Like always, this is new blog is not coming out of nowhere. Since the first day of this New Year I have been cognizant that 2012 signifies a decade since Flynn died. Typically I feel a heightened awareness of his being with the approach of his actual anniversary, but this year there is a lingering ache at the realization that it has been ten years since my arms embraced him. Consequently some days I have felt particularly fragmented, today being one of them. Alan Wolfelt may refer to these experiences as a "grief burst" but whatever you would like to call it; I am feeling my grief wash over me like it was just yesterday.
You may be wondering how this grief is manifesting itself (I would be wondering)? Respectfully, it has been ten years since Flynn's death and so it is likely that I wear my grief differently than I did then. In fact, outwardly the grief does present differently. For example, I am capable of participating in my daily tasks and remaining composed is not a continuous chore. In saying that, my internalized reactions to this grief burst are familiar. Among these emotional responses is a heightened awareness of my own mortality and that of my family (I like to call it "the illusion of control that we comfortably live with" until it is shattered of course) followed by the emergence of helpless anxiety.

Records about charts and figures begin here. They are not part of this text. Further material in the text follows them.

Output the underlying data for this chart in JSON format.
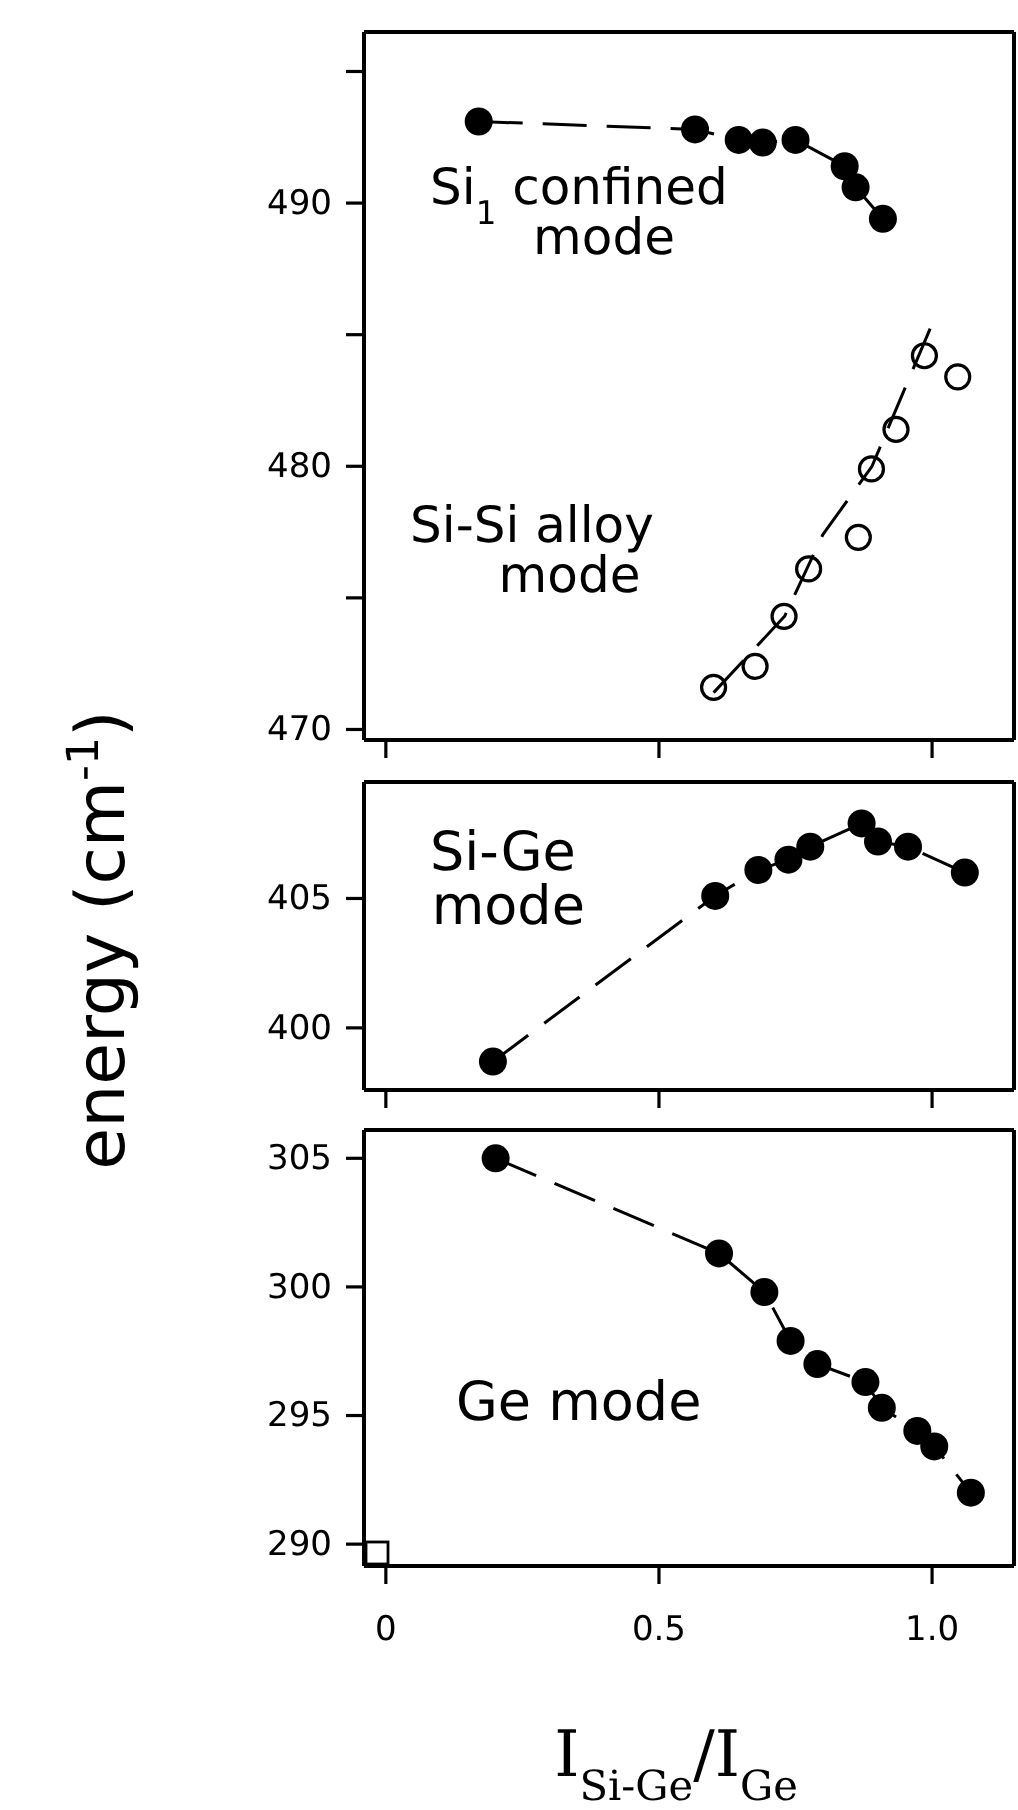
{
  "chart_data": [
    {
      "type": "line",
      "xlim": [
        -0.04,
        1.15
      ],
      "xticks": [
        {
          "value": 0,
          "label": null
        },
        {
          "value": 0.5,
          "label": null
        },
        {
          "value": 1,
          "label": null
        }
      ],
      "ylim": [
        469.6,
        496.5
      ],
      "yticks": [
        {
          "value": 470,
          "label": "470"
        },
        {
          "value": 475,
          "label": null
        },
        {
          "value": 480,
          "label": "480"
        },
        {
          "value": 485,
          "label": null
        },
        {
          "value": 490,
          "label": "490"
        },
        {
          "value": 495,
          "label": null
        }
      ],
      "tick_labels": "y",
      "marker": "circle",
      "annotations": [
        "Si$_{1}$ confined mode",
        "Si-Si alloy mode"
      ],
      "series": [
        {
          "type": "line",
          "line_style": "dashed",
          "color": "#000000",
          "x": [
            0.17,
            0.566,
            0.646,
            0.69,
            0.75,
            0.84,
            0.86,
            0.91
          ],
          "values": [
            493.1,
            492.8,
            492.4,
            492.3,
            492.4,
            491.4,
            490.6,
            489.4
          ]
        },
        {
          "type": "scatter",
          "color": "#000000",
          "x": [
            0.6,
            0.676,
            0.729,
            0.774,
            0.865,
            0.889,
            0.934,
            0.986,
            1.047
          ],
          "values": [
            471.6,
            472.4,
            474.3,
            476.1,
            477.3,
            479.9,
            481.4,
            484.2,
            483.4
          ]
        },
        {
          "type": "line",
          "marker": "none",
          "line_style": "dashed",
          "color": "#000000",
          "x": [
            0.6,
            0.73,
            0.8,
            0.89,
            1.0
          ],
          "values": [
            471.4,
            474.3,
            477.4,
            480,
            485.4
          ]
        }
      ]
    },
    {
      "type": "line",
      "xlim": [
        -0.04,
        1.15
      ],
      "xticks": [
        {
          "value": 0,
          "label": null
        },
        {
          "value": 0.5,
          "label": null
        },
        {
          "value": 1,
          "label": null
        }
      ],
      "ylim": [
        397.6,
        409.5
      ],
      "yticks": [
        400,
        405
      ],
      "tick_labels": "y",
      "marker": "circle",
      "ylabel": "energy (cm$^{-1}$)",
      "annotations": [
        "Si-Ge mode"
      ],
      "series": [
        {
          "type": "line",
          "line_style": "dashed",
          "color": "#000000",
          "x": [
            0.196,
            0.603,
            0.682,
            0.737,
            0.777,
            0.871,
            0.901,
            0.956,
            1.06
          ],
          "values": [
            398.7,
            405.1,
            406.1,
            406.5,
            407.0,
            407.9,
            407.2,
            407.0,
            406.0
          ]
        }
      ]
    },
    {
      "type": "line",
      "xlim": [
        -0.04,
        1.15
      ],
      "xticks": [
        0,
        {
          "value": 0.5,
          "label": "0.5"
        },
        {
          "value": 1,
          "label": "1.0"
        }
      ],
      "ylim": [
        289.15,
        306.1
      ],
      "yticks": [
        290,
        295,
        300,
        305
      ],
      "marker": "circle",
      "xlabel": "I$_{Si-Ge}$/I$_{Ge}$",
      "annotations": [
        "Ge mode"
      ],
      "series": [
        {
          "type": "line",
          "line_style": "dashed",
          "color": "#000000",
          "x": [
            0.201,
            0.61,
            0.693,
            0.741,
            0.79,
            0.878,
            0.908,
            0.973,
            1.004,
            1.071
          ],
          "values": [
            305.0,
            301.3,
            299.8,
            297.9,
            297.0,
            296.3,
            295.3,
            294.4,
            293.8,
            292.0
          ]
        }
      ]
    }
  ]
}
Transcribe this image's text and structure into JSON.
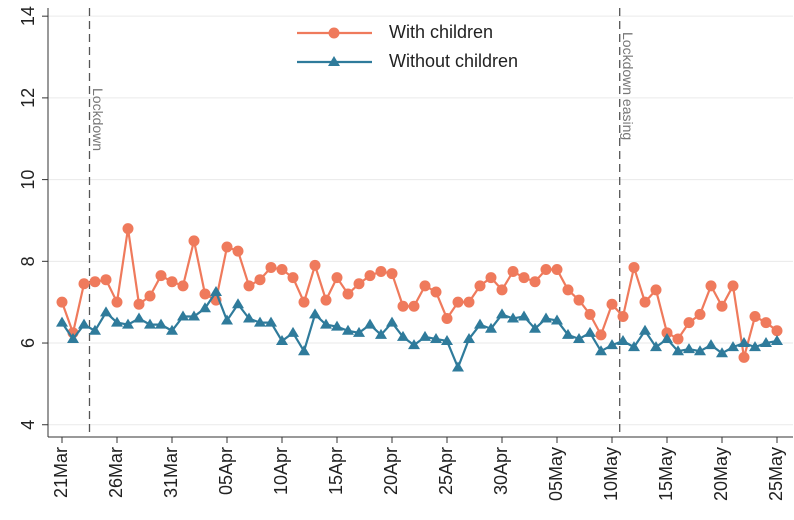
{
  "chart_data": {
    "type": "line",
    "categories": [
      "21Mar",
      null,
      null,
      null,
      null,
      "26Mar",
      null,
      null,
      null,
      null,
      "31Mar",
      null,
      null,
      null,
      null,
      "05Apr",
      null,
      null,
      null,
      null,
      "10Apr",
      null,
      null,
      null,
      null,
      "15Apr",
      null,
      null,
      null,
      null,
      "20Apr",
      null,
      null,
      null,
      null,
      "25Apr",
      null,
      null,
      null,
      null,
      "30Apr",
      null,
      null,
      null,
      null,
      "05May",
      null,
      null,
      null,
      null,
      "10May",
      null,
      null,
      null,
      null,
      "15May",
      null,
      null,
      null,
      null,
      "20May",
      null,
      null,
      null,
      null,
      "25May"
    ],
    "series": [
      {
        "name": "With children",
        "color": "#ef7a5c",
        "marker": "circle",
        "values": [
          7.0,
          6.25,
          7.45,
          7.5,
          7.55,
          7.0,
          8.8,
          6.95,
          7.15,
          7.65,
          7.5,
          7.4,
          8.5,
          7.2,
          7.05,
          8.35,
          8.25,
          7.4,
          7.55,
          7.85,
          7.8,
          7.6,
          7.0,
          7.9,
          7.05,
          7.6,
          7.2,
          7.45,
          7.65,
          7.75,
          7.7,
          6.9,
          6.9,
          7.4,
          7.25,
          6.6,
          7.0,
          7.0,
          7.4,
          7.6,
          7.3,
          7.75,
          7.6,
          7.5,
          7.8,
          7.8,
          7.3,
          7.05,
          6.7,
          6.2,
          6.95,
          6.65,
          7.85,
          7.0,
          7.3,
          6.25,
          6.1,
          6.5,
          6.7,
          7.4,
          6.9,
          7.4,
          5.65,
          6.65,
          6.5,
          6.3
        ]
      },
      {
        "name": "Without children",
        "color": "#2f7b9b",
        "marker": "triangle",
        "values": [
          6.5,
          6.1,
          6.45,
          6.3,
          6.75,
          6.5,
          6.45,
          6.6,
          6.45,
          6.45,
          6.3,
          6.65,
          6.65,
          6.85,
          7.25,
          6.55,
          6.95,
          6.6,
          6.5,
          6.5,
          6.05,
          6.25,
          5.8,
          6.7,
          6.45,
          6.4,
          6.3,
          6.25,
          6.45,
          6.2,
          6.5,
          6.15,
          5.95,
          6.15,
          6.1,
          6.05,
          5.4,
          6.1,
          6.45,
          6.35,
          6.7,
          6.6,
          6.65,
          6.35,
          6.6,
          6.55,
          6.2,
          6.1,
          6.25,
          5.8,
          5.95,
          6.05,
          5.9,
          6.3,
          5.9,
          6.1,
          5.8,
          5.85,
          5.8,
          5.95,
          5.75,
          5.9,
          6.0,
          5.9,
          6.0,
          6.05
        ]
      }
    ],
    "annotations": [
      {
        "text": "Lockdown",
        "x": 2.5
      },
      {
        "text": "Lockdown easing",
        "x": 50.7
      }
    ],
    "ylim": [
      3.7,
      14.2
    ],
    "yticks": [
      4,
      6,
      8,
      10,
      12,
      14
    ],
    "grid": true
  }
}
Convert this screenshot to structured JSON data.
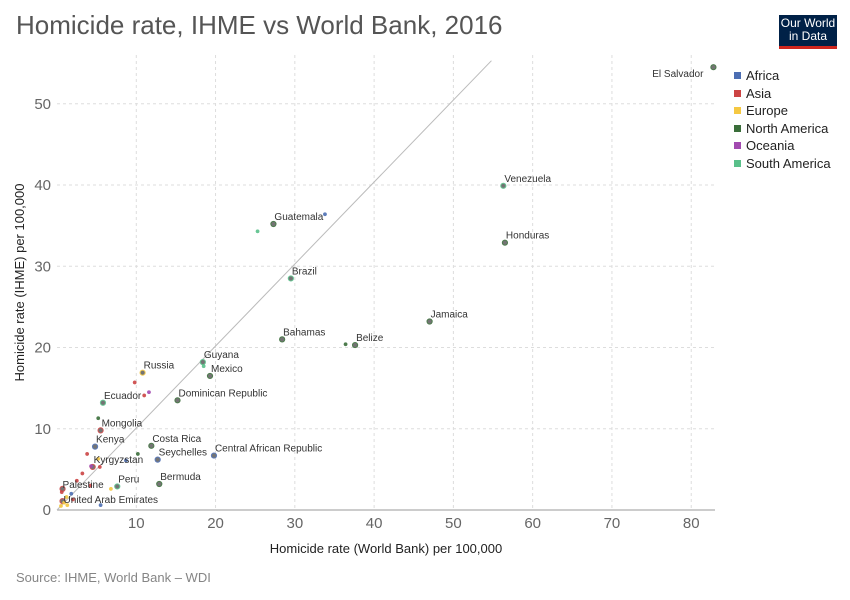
{
  "page": {
    "title": "Homicide rate, IHME vs World Bank, 2016",
    "source": "Source: IHME, World Bank – WDI",
    "logo": {
      "line1": "Our World",
      "line2": "in Data"
    }
  },
  "chart_data": {
    "type": "scatter",
    "title": "Homicide rate, IHME vs World Bank, 2016",
    "xlabel": "Homicide rate (World Bank) per 100,000",
    "ylabel": "Homicide rate (IHME) per 100,000",
    "xlim": [
      0,
      83
    ],
    "ylim": [
      0,
      56
    ],
    "x_ticks": [
      10,
      20,
      30,
      40,
      50,
      60,
      70,
      80
    ],
    "y_ticks": [
      0,
      10,
      20,
      30,
      40,
      50
    ],
    "reference_line": "y = x",
    "legend": [
      {
        "name": "Africa",
        "color": "#4c6eb3"
      },
      {
        "name": "Asia",
        "color": "#cc4444"
      },
      {
        "name": "Europe",
        "color": "#f5c842"
      },
      {
        "name": "North America",
        "color": "#3a6e3a"
      },
      {
        "name": "Oceania",
        "color": "#a24ab0"
      },
      {
        "name": "South America",
        "color": "#59c08a"
      }
    ],
    "points": [
      {
        "name": "El Salvador",
        "x": 82.8,
        "y": 54.5,
        "region": "North America",
        "label": true
      },
      {
        "name": "Venezuela",
        "x": 56.3,
        "y": 39.9,
        "region": "South America",
        "label": true
      },
      {
        "name": "Honduras",
        "x": 56.5,
        "y": 32.9,
        "region": "North America",
        "label": true
      },
      {
        "name": "Guatemala",
        "x": 27.3,
        "y": 35.2,
        "region": "North America",
        "label": true
      },
      {
        "name": "Brazil",
        "x": 29.5,
        "y": 28.5,
        "region": "South America",
        "label": true
      },
      {
        "name": "Jamaica",
        "x": 47.0,
        "y": 23.2,
        "region": "North America",
        "label": true
      },
      {
        "name": "Bahamas",
        "x": 28.4,
        "y": 21.0,
        "region": "North America",
        "label": true
      },
      {
        "name": "Belize",
        "x": 37.6,
        "y": 20.3,
        "region": "North America",
        "label": true
      },
      {
        "name": "Guyana",
        "x": 18.4,
        "y": 18.2,
        "region": "South America",
        "label": true
      },
      {
        "name": "Russia",
        "x": 10.8,
        "y": 16.9,
        "region": "Europe",
        "label": true
      },
      {
        "name": "Mexico",
        "x": 19.3,
        "y": 16.5,
        "region": "North America",
        "label": true
      },
      {
        "name": "Ecuador",
        "x": 5.8,
        "y": 13.2,
        "region": "South America",
        "label": true
      },
      {
        "name": "Dominican Republic",
        "x": 15.2,
        "y": 13.5,
        "region": "North America",
        "label": true
      },
      {
        "name": "Mongolia",
        "x": 5.5,
        "y": 9.8,
        "region": "Asia",
        "label": true
      },
      {
        "name": "Kenya",
        "x": 4.8,
        "y": 7.8,
        "region": "Africa",
        "label": true
      },
      {
        "name": "Costa Rica",
        "x": 11.9,
        "y": 7.9,
        "region": "North America",
        "label": true
      },
      {
        "name": "Seychelles",
        "x": 12.7,
        "y": 6.2,
        "region": "Africa",
        "label": true
      },
      {
        "name": "Central African Republic",
        "x": 19.8,
        "y": 6.7,
        "region": "Africa",
        "label": true
      },
      {
        "name": "Kyrgyzstan",
        "x": 4.5,
        "y": 5.3,
        "region": "Asia",
        "label": true
      },
      {
        "name": "Bermuda",
        "x": 12.9,
        "y": 3.2,
        "region": "North America",
        "label": true
      },
      {
        "name": "Peru",
        "x": 7.6,
        "y": 2.9,
        "region": "South America",
        "label": true
      },
      {
        "name": "Palestine",
        "x": 0.7,
        "y": 2.6,
        "region": "Asia",
        "label": true
      },
      {
        "name": "United Arab Emirates",
        "x": 0.7,
        "y": 1.1,
        "region": "Asia",
        "label": true
      },
      {
        "x": 33.8,
        "y": 36.4,
        "region": "Africa"
      },
      {
        "x": 25.3,
        "y": 34.3,
        "region": "South America"
      },
      {
        "x": 36.4,
        "y": 20.4,
        "region": "North America"
      },
      {
        "x": 9.8,
        "y": 15.7,
        "region": "Asia"
      },
      {
        "x": 11.0,
        "y": 14.1,
        "region": "Asia"
      },
      {
        "x": 11.6,
        "y": 14.5,
        "region": "Oceania"
      },
      {
        "x": 18.5,
        "y": 17.7,
        "region": "South America"
      },
      {
        "x": 5.2,
        "y": 11.3,
        "region": "North America"
      },
      {
        "x": 3.8,
        "y": 6.9,
        "region": "Asia"
      },
      {
        "x": 10.2,
        "y": 6.9,
        "region": "North America"
      },
      {
        "x": 5.2,
        "y": 6.3,
        "region": "Europe"
      },
      {
        "x": 4.3,
        "y": 5.4,
        "region": "Oceania"
      },
      {
        "x": 5.4,
        "y": 5.3,
        "region": "Asia"
      },
      {
        "x": 3.2,
        "y": 4.5,
        "region": "Asia"
      },
      {
        "x": 2.5,
        "y": 3.6,
        "region": "Asia"
      },
      {
        "x": 4.2,
        "y": 3.0,
        "region": "Asia"
      },
      {
        "x": 6.8,
        "y": 2.6,
        "region": "Europe"
      },
      {
        "x": 1.8,
        "y": 2.0,
        "region": "Africa"
      },
      {
        "x": 1.2,
        "y": 1.6,
        "region": "Europe"
      },
      {
        "x": 0.9,
        "y": 0.9,
        "region": "Europe"
      },
      {
        "x": 0.5,
        "y": 0.5,
        "region": "Europe"
      },
      {
        "x": 1.3,
        "y": 0.6,
        "region": "Europe"
      },
      {
        "x": 2.0,
        "y": 1.3,
        "region": "Asia"
      },
      {
        "x": 0.6,
        "y": 2.2,
        "region": "Asia"
      },
      {
        "x": 5.5,
        "y": 0.6,
        "region": "Africa"
      },
      {
        "x": 8.7,
        "y": 6.1,
        "region": "Africa"
      }
    ]
  }
}
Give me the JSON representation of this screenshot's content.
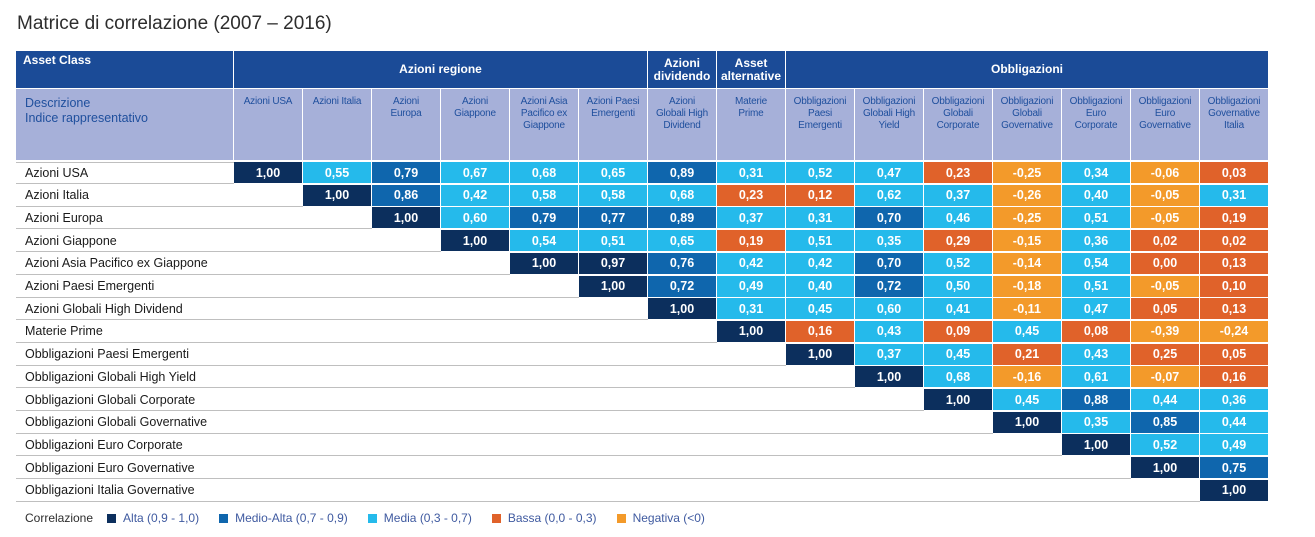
{
  "title": "Matrice di correlazione (2007 – 2016)",
  "header": {
    "asset_class": "Asset Class",
    "groups": [
      "Azioni regione",
      "Azioni\ndividendo",
      "Asset\nalternative",
      "Obbligazioni"
    ],
    "descrizione": "Descrizione\nIndice rappresentativo",
    "columns": [
      "Azioni USA",
      "Azioni Italia",
      "Azioni\nEuropa",
      "Azioni\nGiappone",
      "Azioni Asia\nPacifico ex\nGiappone",
      "Azioni Paesi\nEmergenti",
      "Azioni\nGlobali High\nDividend",
      "Materie\nPrime",
      "Obbligazioni\nPaesi\nEmergenti",
      "Obbligazioni\nGlobali High\nYield",
      "Obbligazioni\nGlobali\nCorporate",
      "Obbligazioni\nGlobali\nGovernative",
      "Obbligazioni\nEuro\nCorporate",
      "Obbligazioni\nEuro\nGovernative",
      "Obbligazioni\nGovernative\nItalia"
    ]
  },
  "legend": {
    "title": "Correlazione",
    "items": [
      {
        "label": "Alta (0,9 - 1,0)",
        "color": "#0c2f5d"
      },
      {
        "label": "Medio-Alta (0,7 - 0,9)",
        "color": "#0f66ad"
      },
      {
        "label": "Media (0,3 - 0,7)",
        "color": "#25baeb"
      },
      {
        "label": "Bassa (0,0 - 0,3)",
        "color": "#e0622a"
      },
      {
        "label": "Negativa (<0)",
        "color": "#f39a2a"
      }
    ]
  },
  "chart_data": {
    "type": "heatmap",
    "title": "Matrice di correlazione (2007 – 2016)",
    "rows": [
      "Azioni USA",
      "Azioni Italia",
      "Azioni Europa",
      "Azioni Giappone",
      "Azioni Asia Pacifico ex Giappone",
      "Azioni Paesi Emergenti",
      "Azioni Globali High Dividend",
      "Materie Prime",
      "Obbligazioni Paesi Emergenti",
      "Obbligazioni Globali High Yield",
      "Obbligazioni Globali Corporate",
      "Obbligazioni Globali Governative",
      "Obbligazioni Euro Corporate",
      "Obbligazioni Euro Governative",
      "Obbligazioni Italia Governative"
    ],
    "values": [
      [
        "1,00",
        "0,55",
        "0,79",
        "0,67",
        "0,68",
        "0,65",
        "0,89",
        "0,31",
        "0,52",
        "0,47",
        "0,23",
        "-0,25",
        "0,34",
        "-0,06",
        "0,03"
      ],
      [
        "1,00",
        "0,86",
        "0,42",
        "0,58",
        "0,58",
        "0,68",
        "0,23",
        "0,12",
        "0,62",
        "0,37",
        "-0,26",
        "0,40",
        "-0,05",
        "0,31"
      ],
      [
        "1,00",
        "0,60",
        "0,79",
        "0,77",
        "0,89",
        "0,37",
        "0,31",
        "0,70",
        "0,46",
        "-0,25",
        "0,51",
        "-0,05",
        "0,19"
      ],
      [
        "1,00",
        "0,54",
        "0,51",
        "0,65",
        "0,19",
        "0,51",
        "0,35",
        "0,29",
        "-0,15",
        "0,36",
        "0,02",
        "0,02"
      ],
      [
        "1,00",
        "0,97",
        "0,76",
        "0,42",
        "0,42",
        "0,70",
        "0,52",
        "-0,14",
        "0,54",
        "0,00",
        "0,13"
      ],
      [
        "1,00",
        "0,72",
        "0,49",
        "0,40",
        "0,72",
        "0,50",
        "-0,18",
        "0,51",
        "-0,05",
        "0,10"
      ],
      [
        "1,00",
        "0,31",
        "0,45",
        "0,60",
        "0,41",
        "-0,11",
        "0,47",
        "0,05",
        "0,13"
      ],
      [
        "1,00",
        "0,16",
        "0,43",
        "0,09",
        "0,45",
        "0,08",
        "-0,39",
        "-0,24"
      ],
      [
        "1,00",
        "0,37",
        "0,45",
        "0,21",
        "0,43",
        "0,25",
        "0,05"
      ],
      [
        "1,00",
        "0,68",
        "-0,16",
        "0,61",
        "-0,07",
        "0,16"
      ],
      [
        "1,00",
        "0,45",
        "0,88",
        "0,44",
        "0,36"
      ],
      [
        "1,00",
        "0,35",
        "0,85",
        "0,44"
      ],
      [
        "1,00",
        "0,52",
        "0,49"
      ],
      [
        "1,00",
        "0,75"
      ],
      [
        "1,00"
      ]
    ]
  }
}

Today's grief burst was triggered by a dream that I had last night. While the dream was a fictional storyline created by my unconscious mind, the feelings that ensued as a result of the dream were very real. In my dream I was attempting to resuscitate a little girl whom I identified as my sister (of note: I do not have a sister) after finding her in a pool. I woke up feeling as traumatized as I was ten years ago. I came out of the dream with my heart racing, the pit in my middle ached and all I could think was "oh no, not again." While Flynn's death was the result of complications at birth, this dream conjured up similar feelings of responsibility for this young life and the knowledge of my own helplessness. It is not surprising that I would suffer from a grief burst for the remainder of the day.